Can’t get no satisfaction

Results from the most recent Student Experience Survey, published last week, will have made grim reading for outgoing Vice-Chancellor Brian Cantor, after they revealed that The University of York has dropped almost 30 places, coming in at a dismal 61st in the rankings.

The university was not only trounced by its traditional competitors, including Warwick and Lancaster, but for the first time came in lower than local rivals York St John, who came 58th.

The survey, commissioned by Times Higher Education, is designed to compare feedback from students about the quality of many different aspects of university life, rather than simply measuring academic standards like the more traditional league tables.

As well as reviewing course structure and facilities, students were asked more general questions regarding ‘social life’ and ‘community atmosphere’. But need we take seriously a poll topped by The University of Dundee, who came in well ahead of world-renowned institutions including Oxford and Cambridge?

The answer is yes. At a time of economic instability, the first and foremost priority of many will be the employment prospects a degree can offer. But when they are now being asked to pay £9000 per year in tuition fees, prospective students also deserve to know more about the university experience they can expect and not simply the comparative worth of the piece of paper they will receive at the end of it all.

The Student Experience Survey has been rightly criticised for its small and unscientific sample size, having only taken into account the views of around one per cent of students. It is not, however, the only comparative measure of student opinion.

For the last seven years, the government funded National Student Survey (NSS) has offered a far wider picture of students’ views on their own institutions. The questionnaire, which all third years will have been asked to complete last term, ranks universities based on students’ opinions of teaching, assessment, learning resources, personal development opportunities and numerous other factors.

The NSS has, however, also been widely criticised since its introduction. Most recently, it came under fire at last month’s NUS National Conference in Sheffield. Delegates from the far-left condemned the poll as “a key element of neoliberal proposals to transform higher education into a marketable commodity” and called for a boycott.
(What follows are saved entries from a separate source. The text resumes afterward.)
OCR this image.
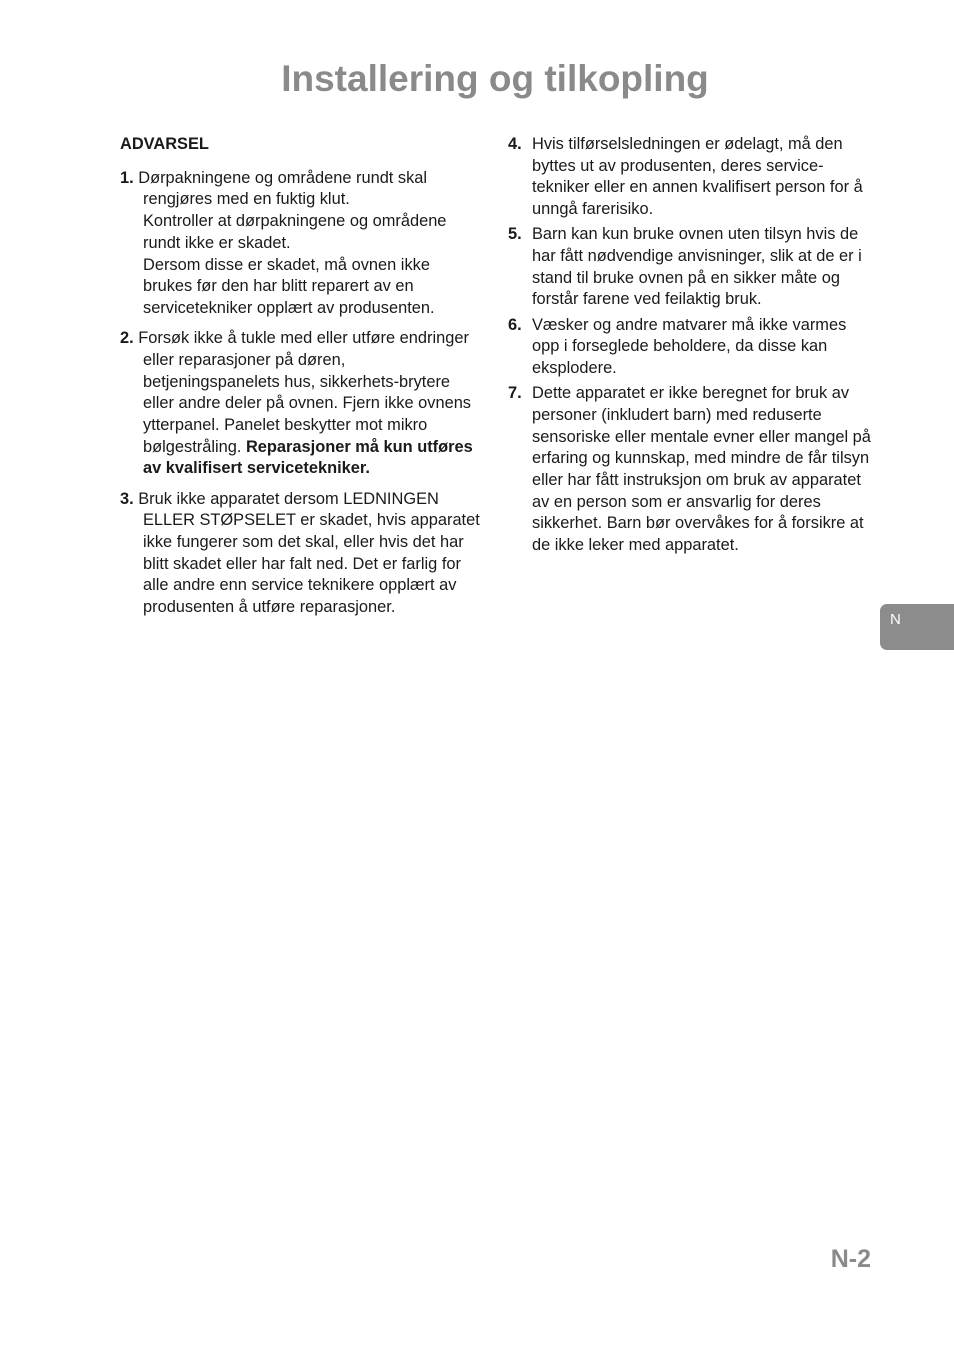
Installering og tilkopling
ADVARSEL
1. Dørpakningene og områdene rundt skal rengjøres med en fuktig klut.
Kontroller at dørpakningene og områdene rundt ikke er skadet.
Dersom disse er skadet, må ovnen ikke brukes før den har blitt reparert av en servicetekniker opplært av produsenten.
2. Forsøk ikke å tukle med eller utføre endringer eller reparasjoner på døren, betjeningspanelets hus, sikkerhets-brytere eller andre deler på ovnen. Fjern ikke ovnens ytterpanel. Panelet beskytter mot mikro bølgestråling. Reparasjoner må kun utføres av kvalifisert servicetekniker.
3. Bruk ikke apparatet dersom LEDNINGEN ELLER STØPSELET er skadet, hvis apparatet ikke fungerer som det skal, eller hvis det har blitt skadet eller har falt ned. Det er farlig for alle andre enn service teknikere opplært av produsenten å utføre reparasjoner.
4. Hvis tilførselsledningen er ødelagt, må den byttes ut av produsenten, deres service-tekniker eller en annen kvalifisert person for å unngå farerisiko.
5. Barn kan kun bruke ovnen uten tilsyn hvis de har fått nødvendige anvisninger, slik at de er i stand til bruke ovnen på en sikker måte og forstår farene ved feilaktig bruk.
6. Væsker og andre matvarer må ikke varmes opp i forseglede beholdere, da disse kan eksplodere.
7. Dette apparatet er ikke beregnet for bruk av personer (inkludert barn) med reduserte sensoriske eller mentale evner eller mangel på erfaring og kunnskap, med mindre de får tilsyn eller har fått instruksjon om bruk av apparatet av en person som er ansvarlig for deres sikkerhet. Barn bør overvåkes for å forsikre at de ikke leker med apparatet.
N
N-2
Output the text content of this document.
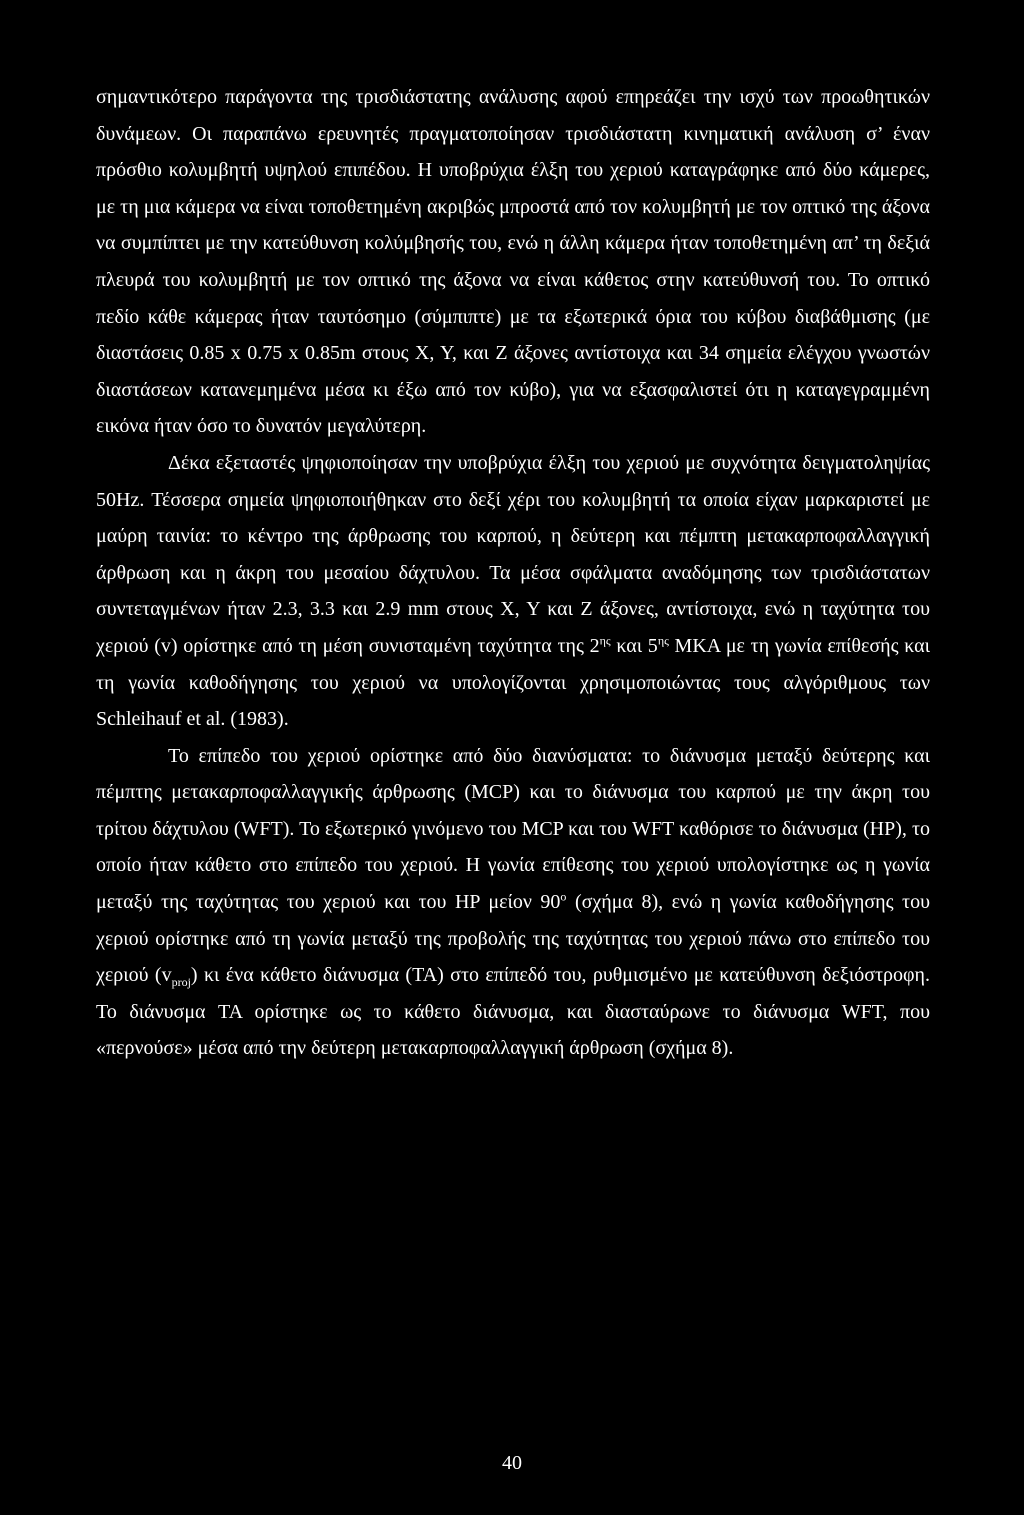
σημαντικότερο παράγοντα της τρισδιάστατης ανάλυσης αφού επηρεάζει την ισχύ των προωθητικών δυνάμεων. Οι παραπάνω ερευνητές πραγματοποίησαν τρισδιάστατη κινηματική ανάλυση σ’ έναν πρόσθιο κολυμβητή υψηλού επιπέδου. Η υποβρύχια έλξη του χεριού καταγράφηκε από δύο κάμερες, με τη μια κάμερα να είναι τοποθετημένη ακριβώς μπροστά από τον κολυμβητή με τον οπτικό της άξονα να συμπίπτει με την κατεύθυνση κολύμβησής του, ενώ η άλλη κάμερα ήταν τοποθετημένη απ’ τη δεξιά πλευρά του κολυμβητή με τον οπτικό της άξονα να είναι κάθετος στην κατεύθυνσή του. Το οπτικό πεδίο κάθε κάμερας ήταν ταυτόσημο (σύμπιπτε) με τα εξωτερικά όρια του κύβου διαβάθμισης (με διαστάσεις 0.85 x 0.75 x 0.85m στους X, Y, και Z άξονες αντίστοιχα και 34 σημεία ελέγχου γνωστών διαστάσεων κατανεμημένα μέσα κι έξω από τον κύβο), για να εξασφαλιστεί ότι η καταγεγραμμένη εικόνα ήταν όσο το δυνατόν μεγαλύτερη.

Δέκα εξεταστές ψηφιοποίησαν την υποβρύχια έλξη του χεριού με συχνότητα δειγματοληψίας 50Hz. Τέσσερα σημεία ψηφιοποιήθηκαν στο δεξί χέρι του κολυμβητή τα οποία είχαν μαρκαριστεί με μαύρη ταινία: το κέντρο της άρθρωσης του καρπού, η δεύτερη και πέμπτη μετακαρποφαλλαγγική άρθρωση και η άκρη του μεσαίου δάχτυλου. Τα μέσα σφάλματα αναδόμησης των τρισδιάστατων συντεταγμένων ήταν 2.3, 3.3 και 2.9 mm στους X, Y και Z άξονες, αντίστοιχα, ενώ η ταχύτητα του χεριού (v) ορίστηκε από τη μέση συνισταμένη ταχύτητα της $2^{\eta\varsigma}$ και $5^{\eta\varsigma}$ ΜΚΑ με τη γωνία επίθεσής και τη γωνία καθοδήγησης του χεριού να υπολογίζονται χρησιμοποιώντας τους αλγόριθμους των Schleihauf et al. (1983).

Το επίπεδο του χεριού ορίστηκε από δύο διανύσματα: το διάνυσμα μεταξύ δεύτερης και πέμπτης μετακαρποφαλλαγγικής άρθρωσης (MCP) και το διάνυσμα του καρπού με την άκρη του τρίτου δάχτυλου (WFT). Το εξωτερικό γινόμενο του MCP και του WFT καθόρισε το διάνυσμα (HP), το οποίο ήταν κάθετο στο επίπεδο του χεριού. Η γωνία επίθεσης του χεριού υπολογίστηκε ως η γωνία μεταξύ της ταχύτητας του χεριού και του HP μείον 90$^o$ (σχήμα 8), ενώ η γωνία καθοδήγησης του χεριού ορίστηκε από τη γωνία μεταξύ της προβολής της ταχύτητας του χεριού πάνω στο επίπεδο του χεριού $(v_{proj})$ κι ένα κάθετο διάνυσμα (TA) στο επίπεδό του, ρυθμισμένο με κατεύθυνση δεξιόστροφη. Το διάνυσμα TA ορίστηκε ως το κάθετο διάνυσμα, και διασταύρωνε το διάνυσμα WFT, που «περνούσε» μέσα από την δεύτερη μετακαρποφαλλαγγική άρθρωση (σχήμα 8).

40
It was argued that the survey “naturalises the idea of students as ‘customers’ and staff as ‘service providers'”. In a world where tuition fees are a reality and universities are actively engaged in attempts to attract the brightest and the best, surely any measure that gives prospective students power similar to consumers should be seen as a positive influence?

Problems have also been identified with the way the NSS, conducted by Ipsos MORI, is administered. Earlier this year, Vision called into question the apparent ease with which institutions could potentially fabricate results by impersonating students who failed to complete the survey and entering positive feedback on their behalf.

Cases have also come to light where there have been blatant attempts by institutions to persuade students to artificially inflate their approval ratings; in one particular instance, a lecturer at Kingston University told students that “if [we] come bottom … no one is going to want to employ you because they’ll think your degree is shit”.

The survey is also subject to manipulation by universities who incentivise an extremely high turnout. This waters down the impact of so-called ‘complainers’, who are far more likely to complete the survey out of their own volition.

Despite these apparent flaws, the NSS should be embraced as a useful tool for engaging with students on the elements of their degree that need to be improved. Proponents of the survey note that, as a direct result of its introduction, many institutions have introduced measures to constantly review student feedback.

Regardless of any imbalances in the ways the survey is conducted between different universities, it allows them to effectively monitor areas where they have improved year-on-year or where standards are falling within institutions or from the perspective of students.
The survey forces institutions to be more accountable to students and serves to identify key weakness that students’ unions can then campaign on to see addressed.

Recent improvements of the library and of campus accommodation, along with the expansion of Heslington East campus can be seen as attempts by the university to improve the student experience, but York is still woefully under performing in this area.

Cantor’s replacement must focus on delivering for existing students rather than on constant expansion, so that the university’s placing in the various student satisfaction tables does not undermine its strong academic reputation.